What challenges does Solana face in scaling to billions of users?

The primary challenge involves balancing permissionless design with user experience at scale. The Solana Foundation representative highlighted that open, permissionless asset issuance creates inherent liquidity fragmentation—for example, at least five or six different Bitcoin wrapper tokens exist on Solana. The ecosystem must decide whether to maintain maximum permissionlessness and let developers build solver networks to handle arbitrage, or implement coordination mechanisms to unify liquidity. For mainstream adoption, expecting billions of users to understand technical differences between various asset wrappers is unrealistic, making this a critical UX decision.

What makes Byreal different from other Solana DEXs?
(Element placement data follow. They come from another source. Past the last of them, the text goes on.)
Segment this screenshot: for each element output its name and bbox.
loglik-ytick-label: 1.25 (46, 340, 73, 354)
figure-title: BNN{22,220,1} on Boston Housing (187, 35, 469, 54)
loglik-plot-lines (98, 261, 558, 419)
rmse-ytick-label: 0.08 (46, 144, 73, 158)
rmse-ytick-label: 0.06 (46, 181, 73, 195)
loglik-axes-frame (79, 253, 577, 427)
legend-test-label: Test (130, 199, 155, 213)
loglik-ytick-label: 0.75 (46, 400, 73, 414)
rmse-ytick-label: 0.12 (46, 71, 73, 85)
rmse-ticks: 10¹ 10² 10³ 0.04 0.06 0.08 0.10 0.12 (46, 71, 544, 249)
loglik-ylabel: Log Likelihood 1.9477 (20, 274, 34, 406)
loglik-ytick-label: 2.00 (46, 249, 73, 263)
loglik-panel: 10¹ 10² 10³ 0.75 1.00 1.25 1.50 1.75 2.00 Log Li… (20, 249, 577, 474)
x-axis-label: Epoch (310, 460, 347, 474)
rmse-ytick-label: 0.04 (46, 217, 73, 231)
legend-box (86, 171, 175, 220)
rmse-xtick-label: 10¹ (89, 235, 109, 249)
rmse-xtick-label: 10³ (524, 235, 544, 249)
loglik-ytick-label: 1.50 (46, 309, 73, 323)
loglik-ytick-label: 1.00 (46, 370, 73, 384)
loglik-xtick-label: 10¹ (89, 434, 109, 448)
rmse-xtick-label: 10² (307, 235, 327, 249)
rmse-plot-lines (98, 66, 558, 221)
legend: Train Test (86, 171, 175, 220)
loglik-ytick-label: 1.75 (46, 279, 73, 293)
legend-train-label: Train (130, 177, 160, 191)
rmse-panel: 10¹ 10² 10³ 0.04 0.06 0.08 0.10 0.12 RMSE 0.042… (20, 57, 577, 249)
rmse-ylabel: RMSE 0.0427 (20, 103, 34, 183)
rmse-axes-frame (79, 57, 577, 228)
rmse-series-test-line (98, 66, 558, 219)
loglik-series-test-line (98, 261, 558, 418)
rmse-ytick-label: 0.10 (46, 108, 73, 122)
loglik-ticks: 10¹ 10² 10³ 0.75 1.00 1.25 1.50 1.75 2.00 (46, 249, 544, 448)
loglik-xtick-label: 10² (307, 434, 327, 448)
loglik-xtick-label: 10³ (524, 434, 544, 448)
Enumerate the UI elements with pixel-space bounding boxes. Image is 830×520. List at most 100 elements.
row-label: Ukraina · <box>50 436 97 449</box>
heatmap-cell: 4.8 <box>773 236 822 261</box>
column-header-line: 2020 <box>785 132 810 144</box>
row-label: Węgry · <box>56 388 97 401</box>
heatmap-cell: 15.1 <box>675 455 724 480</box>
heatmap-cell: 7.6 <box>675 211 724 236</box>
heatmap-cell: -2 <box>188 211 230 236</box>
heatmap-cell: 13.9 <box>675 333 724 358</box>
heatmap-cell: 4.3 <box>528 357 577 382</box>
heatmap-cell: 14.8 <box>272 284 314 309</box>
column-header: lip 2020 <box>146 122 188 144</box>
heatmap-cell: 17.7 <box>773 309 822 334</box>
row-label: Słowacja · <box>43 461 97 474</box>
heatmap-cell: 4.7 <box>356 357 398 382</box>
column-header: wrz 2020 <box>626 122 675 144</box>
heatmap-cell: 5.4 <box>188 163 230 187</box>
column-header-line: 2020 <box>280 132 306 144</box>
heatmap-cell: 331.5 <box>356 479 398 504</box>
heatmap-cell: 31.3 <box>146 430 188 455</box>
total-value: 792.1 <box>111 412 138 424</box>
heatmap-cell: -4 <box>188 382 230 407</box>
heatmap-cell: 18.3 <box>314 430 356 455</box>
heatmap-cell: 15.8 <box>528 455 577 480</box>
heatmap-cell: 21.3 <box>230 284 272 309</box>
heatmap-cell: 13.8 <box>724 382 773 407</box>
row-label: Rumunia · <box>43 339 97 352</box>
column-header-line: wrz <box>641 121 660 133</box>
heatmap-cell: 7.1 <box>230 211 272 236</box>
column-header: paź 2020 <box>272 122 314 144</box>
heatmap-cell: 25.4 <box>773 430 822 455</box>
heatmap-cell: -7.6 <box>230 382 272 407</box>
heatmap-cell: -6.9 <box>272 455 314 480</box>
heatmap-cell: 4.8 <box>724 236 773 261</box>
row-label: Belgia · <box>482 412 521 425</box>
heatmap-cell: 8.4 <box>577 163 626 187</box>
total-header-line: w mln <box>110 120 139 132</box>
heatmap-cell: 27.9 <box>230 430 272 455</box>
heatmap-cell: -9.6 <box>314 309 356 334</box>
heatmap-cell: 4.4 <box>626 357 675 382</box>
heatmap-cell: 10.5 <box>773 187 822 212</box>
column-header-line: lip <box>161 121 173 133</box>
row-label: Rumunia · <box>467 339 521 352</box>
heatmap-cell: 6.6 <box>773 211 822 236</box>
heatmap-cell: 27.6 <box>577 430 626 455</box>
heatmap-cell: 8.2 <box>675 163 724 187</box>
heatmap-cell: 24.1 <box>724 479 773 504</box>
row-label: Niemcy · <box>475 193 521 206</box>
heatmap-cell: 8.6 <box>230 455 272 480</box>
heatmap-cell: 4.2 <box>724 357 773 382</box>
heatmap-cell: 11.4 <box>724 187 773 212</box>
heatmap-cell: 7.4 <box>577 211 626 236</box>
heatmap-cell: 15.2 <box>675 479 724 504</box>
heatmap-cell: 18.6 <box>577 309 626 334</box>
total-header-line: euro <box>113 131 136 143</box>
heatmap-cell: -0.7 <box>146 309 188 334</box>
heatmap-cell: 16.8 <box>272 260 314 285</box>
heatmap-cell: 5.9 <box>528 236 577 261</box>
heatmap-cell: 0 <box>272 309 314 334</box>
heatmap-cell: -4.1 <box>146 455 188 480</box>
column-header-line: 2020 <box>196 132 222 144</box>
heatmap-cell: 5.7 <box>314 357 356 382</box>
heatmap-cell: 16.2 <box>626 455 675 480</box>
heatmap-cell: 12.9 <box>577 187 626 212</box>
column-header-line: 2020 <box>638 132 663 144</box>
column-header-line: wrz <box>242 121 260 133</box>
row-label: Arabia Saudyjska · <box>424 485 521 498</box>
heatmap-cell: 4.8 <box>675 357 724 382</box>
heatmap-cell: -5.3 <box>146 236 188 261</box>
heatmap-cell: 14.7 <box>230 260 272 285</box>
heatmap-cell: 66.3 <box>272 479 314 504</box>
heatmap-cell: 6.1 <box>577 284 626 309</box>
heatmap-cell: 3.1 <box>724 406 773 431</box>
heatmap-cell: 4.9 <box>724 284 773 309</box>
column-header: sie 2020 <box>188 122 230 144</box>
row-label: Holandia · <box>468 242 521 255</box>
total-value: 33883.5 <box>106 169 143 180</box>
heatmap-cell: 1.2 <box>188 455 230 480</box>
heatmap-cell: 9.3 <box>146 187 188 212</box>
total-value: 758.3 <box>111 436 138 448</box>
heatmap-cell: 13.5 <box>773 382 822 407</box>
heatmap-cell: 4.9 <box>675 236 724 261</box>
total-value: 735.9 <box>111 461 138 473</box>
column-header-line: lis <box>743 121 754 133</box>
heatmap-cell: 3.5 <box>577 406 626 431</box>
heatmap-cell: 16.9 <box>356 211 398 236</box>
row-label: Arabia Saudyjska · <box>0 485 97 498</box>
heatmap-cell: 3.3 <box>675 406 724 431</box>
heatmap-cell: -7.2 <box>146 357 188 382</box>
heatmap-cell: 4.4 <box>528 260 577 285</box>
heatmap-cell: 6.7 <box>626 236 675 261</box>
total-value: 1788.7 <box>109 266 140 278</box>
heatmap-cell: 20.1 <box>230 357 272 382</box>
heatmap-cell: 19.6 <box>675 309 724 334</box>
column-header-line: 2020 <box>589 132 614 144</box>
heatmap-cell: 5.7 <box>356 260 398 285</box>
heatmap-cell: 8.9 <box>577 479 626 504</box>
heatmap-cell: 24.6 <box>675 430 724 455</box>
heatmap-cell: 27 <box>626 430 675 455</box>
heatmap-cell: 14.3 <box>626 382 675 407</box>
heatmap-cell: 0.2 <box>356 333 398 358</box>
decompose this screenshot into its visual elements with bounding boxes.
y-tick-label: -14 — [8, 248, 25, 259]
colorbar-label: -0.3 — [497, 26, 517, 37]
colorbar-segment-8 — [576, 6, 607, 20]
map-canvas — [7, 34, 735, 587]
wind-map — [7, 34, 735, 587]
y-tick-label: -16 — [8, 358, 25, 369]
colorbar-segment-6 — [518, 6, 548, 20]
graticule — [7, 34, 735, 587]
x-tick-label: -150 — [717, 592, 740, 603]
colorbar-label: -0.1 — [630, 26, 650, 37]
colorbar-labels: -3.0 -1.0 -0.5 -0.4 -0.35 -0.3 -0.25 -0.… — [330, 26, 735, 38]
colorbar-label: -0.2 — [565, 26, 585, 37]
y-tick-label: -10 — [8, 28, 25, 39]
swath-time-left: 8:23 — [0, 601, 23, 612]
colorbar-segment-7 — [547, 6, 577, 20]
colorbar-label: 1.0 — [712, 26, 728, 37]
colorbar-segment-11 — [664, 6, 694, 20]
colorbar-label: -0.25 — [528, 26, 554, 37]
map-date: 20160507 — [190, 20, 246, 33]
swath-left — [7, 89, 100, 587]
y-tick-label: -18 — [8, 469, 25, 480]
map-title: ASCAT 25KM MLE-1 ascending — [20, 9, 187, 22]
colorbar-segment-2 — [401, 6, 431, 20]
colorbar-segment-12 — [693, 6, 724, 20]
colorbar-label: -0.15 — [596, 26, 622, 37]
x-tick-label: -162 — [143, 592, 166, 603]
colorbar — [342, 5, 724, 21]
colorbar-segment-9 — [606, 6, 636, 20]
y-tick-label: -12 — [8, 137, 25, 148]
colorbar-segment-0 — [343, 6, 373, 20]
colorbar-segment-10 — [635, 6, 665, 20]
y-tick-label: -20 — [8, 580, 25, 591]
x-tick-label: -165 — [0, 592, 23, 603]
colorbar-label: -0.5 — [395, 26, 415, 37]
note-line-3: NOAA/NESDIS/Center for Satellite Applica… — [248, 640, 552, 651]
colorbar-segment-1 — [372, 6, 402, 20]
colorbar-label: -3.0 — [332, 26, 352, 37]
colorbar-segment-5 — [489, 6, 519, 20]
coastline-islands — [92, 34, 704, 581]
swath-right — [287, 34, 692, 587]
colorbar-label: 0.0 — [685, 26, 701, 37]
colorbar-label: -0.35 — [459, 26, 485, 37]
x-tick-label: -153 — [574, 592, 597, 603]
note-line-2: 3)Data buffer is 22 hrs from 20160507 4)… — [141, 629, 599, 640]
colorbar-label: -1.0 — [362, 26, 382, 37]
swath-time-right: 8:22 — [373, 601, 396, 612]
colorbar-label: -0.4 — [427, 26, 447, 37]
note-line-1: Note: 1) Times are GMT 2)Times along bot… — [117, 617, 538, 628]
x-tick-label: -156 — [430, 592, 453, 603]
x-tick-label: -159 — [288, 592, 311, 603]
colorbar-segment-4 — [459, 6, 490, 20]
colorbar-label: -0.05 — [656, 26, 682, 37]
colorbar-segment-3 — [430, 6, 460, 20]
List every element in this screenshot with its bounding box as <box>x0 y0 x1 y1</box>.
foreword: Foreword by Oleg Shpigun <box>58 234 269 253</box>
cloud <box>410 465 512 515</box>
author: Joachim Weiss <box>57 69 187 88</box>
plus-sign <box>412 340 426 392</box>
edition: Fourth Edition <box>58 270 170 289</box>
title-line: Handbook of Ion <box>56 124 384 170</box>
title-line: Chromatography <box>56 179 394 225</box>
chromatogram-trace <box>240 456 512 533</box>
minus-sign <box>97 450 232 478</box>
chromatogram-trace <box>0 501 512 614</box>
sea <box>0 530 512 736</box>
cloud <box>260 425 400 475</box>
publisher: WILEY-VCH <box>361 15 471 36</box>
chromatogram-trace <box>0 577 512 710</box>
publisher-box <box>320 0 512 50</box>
Byreal's primary competitive strength is liquidity, with Zhou noting that orders are already being routed to the platform due to superior spreads. However, the team faces a unique challenge: establishing identity independent from Bybit's brand. The Solana Foundation advised that Byreal must "earn its way out" of being seen as simply Bybit's DEX project through product excellence. The team is deliberately not leveraging Bybit resources as part of their value proposition and plans to focus on real-world assets as their next major differentiation.

How does the Solana Foundation interact with regulators differently than exchanges?

The Solana Foundation describes itself as "a human interface for a GitHub repo" rather than an operating business, which fundamentally changes its regulatory engagement. The foundation established the Solana Policy Institute with approximately six staff in Washington DC—the first blockchain-focused policy organization. Unlike exchanges seeking licenses, the foundation cares about issues like whether developers might be prosecuted for writing code. When engaging with countries, discussions focus less on specific regulations and more on talent formation, capital formation, and growing economies through "internet capital markets."

What lessons did the crypto industry learn from the October 11 cloud outage?

The October 11 cloud infrastructure failure served as a stress test for both centralized and decentralized systems. Zhou noted it demonstrated how single cloud provider downtime could crash multiple centralized exchanges simultaneously, motivating Bybit to implement multi-disaster recovery strategies. For decentralized infrastructure, the Solana representative noted it shifted people's trade-off perspectives—demonstrating that decentralized systems could actually perform well under stress while providing more transparency, particularly around oracle data feeds. The event may have moved industry perception toward favoring decentralized resilience.